Session 6.4: Complexes

(Or, Beings Interpreted)

Complexes organize beings according to their actions, according to the ways that their dynamic variables affect one another: e.g., the way in which a being's momentum affects and is affected by its energy.

A heterogeny of actions distributes one set of states along another set of states, constituting a function space with the potential (i) to be measurable or (ii) to be immeasurable (i.e., otherwise than measurable).

An ontogeny of actions coordinates the constituents of a function space. Or, in other words, an ontogeny of actions determines whether or not a function space is measurable.

  • An ontogeny of actions yields probable actions when it determines that a function space is measurable.

  • An ontogeny of actions yields im-probable actions when it determines that a function space is immeasurable.

A phylogeny of actions relates two or more different function spaces to one another on the basis of (dis-)similarities in their ontogenies, i.e., (dis-)similarities in the manner in which the different function spaces have been coordinated.

  • Re-actions (i.e., functions) arise when a phylogeny of actions only includes regularities and includes no aberrations. That is to say, in other words, that re-actions arise when a phylogenetic process relates two or more different function spaces that have only been coordinated in (co-)incidentally similar ways.

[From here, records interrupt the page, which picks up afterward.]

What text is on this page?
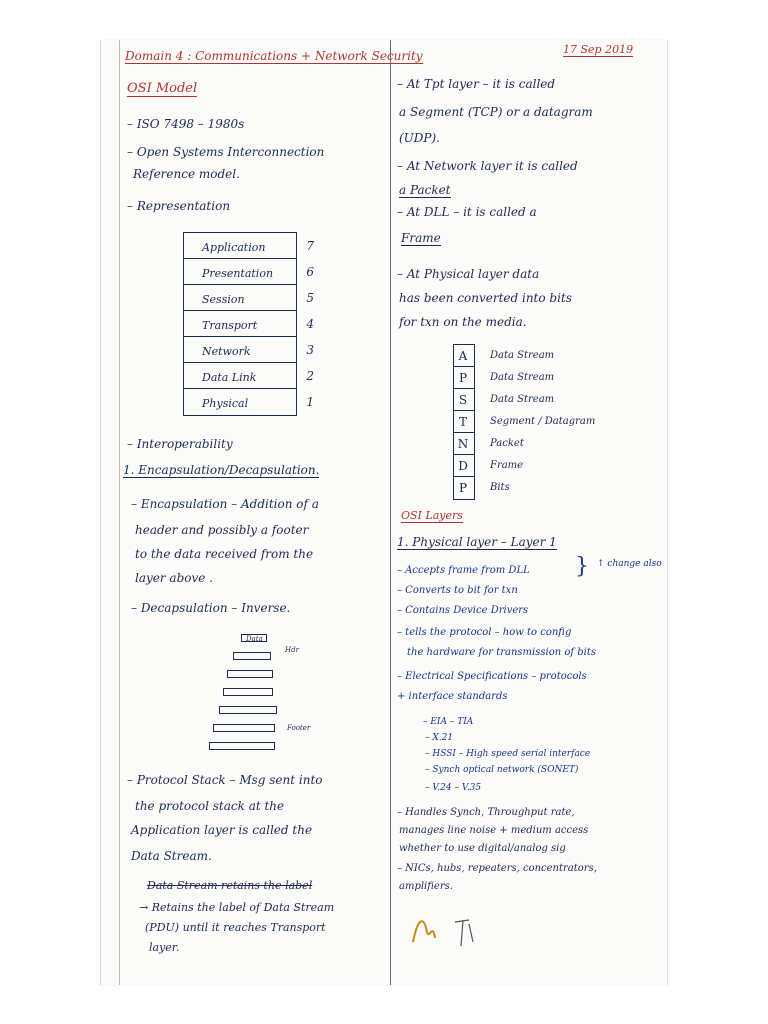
Domain 4 : Communications + Network Security	17 Sep 2019
OSI Model
– ISO 7498 – 1980s
– Open Systems Interconnection
Reference model.
– Representation
Application	7
Presentation	6
Session	5
Transport	4
Network	3
Data Link	2
Physical	1
– Interoperability
1. Encapsulation/Decapsulation.
– Encapsulation – Addition of a
header and possibly a footer
to the data received from the
layer above .
– Decapsulation – Inverse.
Data
Hdr
Footer
– Protocol Stack – Msg sent into
the protocol stack at the
Application layer is called the
Data Stream.
Data Stream retains the label
→ Retains the label of Data Stream
(PDU) until it reaches Transport
layer.
– At Tpt layer – it is called
a Segment (TCP) or a datagram
(UDP).
– At Network layer it is called
a Packet
– At DLL – it is called a
Frame
– At Physical layer data
has been converted into bits
for txn on the media.
A	Data Stream
P	Data Stream
S	Data Stream
T	Segment / Datagram
N	Packet
D	Frame
P	Bits
OSI Layers
1. Physical layer – Layer 1
– Accepts frame from DLL
– Converts to bit for txn
– Contains Device Drivers
– tells the protocol – how to config
the hardware for transmission of bits
– Electrical Specifications – protocols
+ interface standards
↑ change also
}
– EIA – TIA
– X.21
– HSSI – High speed serial interface
– Synch optical network (SONET)
– V.24 – V.35
– Handles Synch, Throughput rate,
manages line noise + medium access
whether to use digital/analog sig
– NICs, hubs, repeaters, concentrators,
amplifiers.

    •  A variable that is determined by another variable is a re-active variable. A re-active variable is dependent on another active variable: e.g., one’s energy being determined by one’s momentum or, vice versa, one’s momentum being determined by one's energy.

  • Inter-actions (i.e., operators) arise when a phylogeny of actions includes regularities and probable aberrations but includes no improbable aberrations. That is to say, in other words, that inter-actions arise when a phylogenetic process relates two or more different function spaces that have been coordinated in (co-)incidentally similar and (co-)incidentally dis-similar ways but not in essentially dis-similar ways.

    • Two variables that mutually determine one another are inter-active variables. Two variables that inter-act with one another are co-dependent: e.g., a feedback loop in which one’s momentum determines one’s energy and one’s energy determines one’s momentum in turn, one after the other, over and over again.

  • Intra-actions (i.e., spectra of operators) arise when a phylogeny of actions includes regularities, probable aberrations, and improbable aberrations. That is to say, in other words, intra-actions arise when a phylogenetic process relates two or more different function spaces that have been coordinated in (co-)incidentally similar, (co-)incidentally dis-similar, and essentially dis-similar ways.

    •  Two variables that cannot be determined simultaneously are intra-active variables. Two variables that intra-act with one another are complementary, when one variable is determined the other variable becomes indeterminate: e.g., the more precisely one’s momentum is determined the less precisely one’s energy is determined and, vice versa, the more precisely one’s energy is determined the less precisely one’s momentum is determined

A complex is an organization that admits beings according to their actions.

  • A standardizing complex can only admit beings that are re-active.

  • A normalizing complex  and an optimizing complex can admit beings that are inter-active alongside beings that are re-active.

  • A segregating complex can admit beings that are intra-active alongside beings that are inter-active and re-active, provided that intra-active beings are “well behaved” and not too noisy.

  • A complex failure is a dis-organization that occurs when beings that have been denied because of their noisy intra-activity make so much noise that they compromise the complexes that deny them.

  • Biopoetic complexes are gracefully dissolved by complex failures.

  • Necropolitical complexes are gracelessly resolved against complex failures.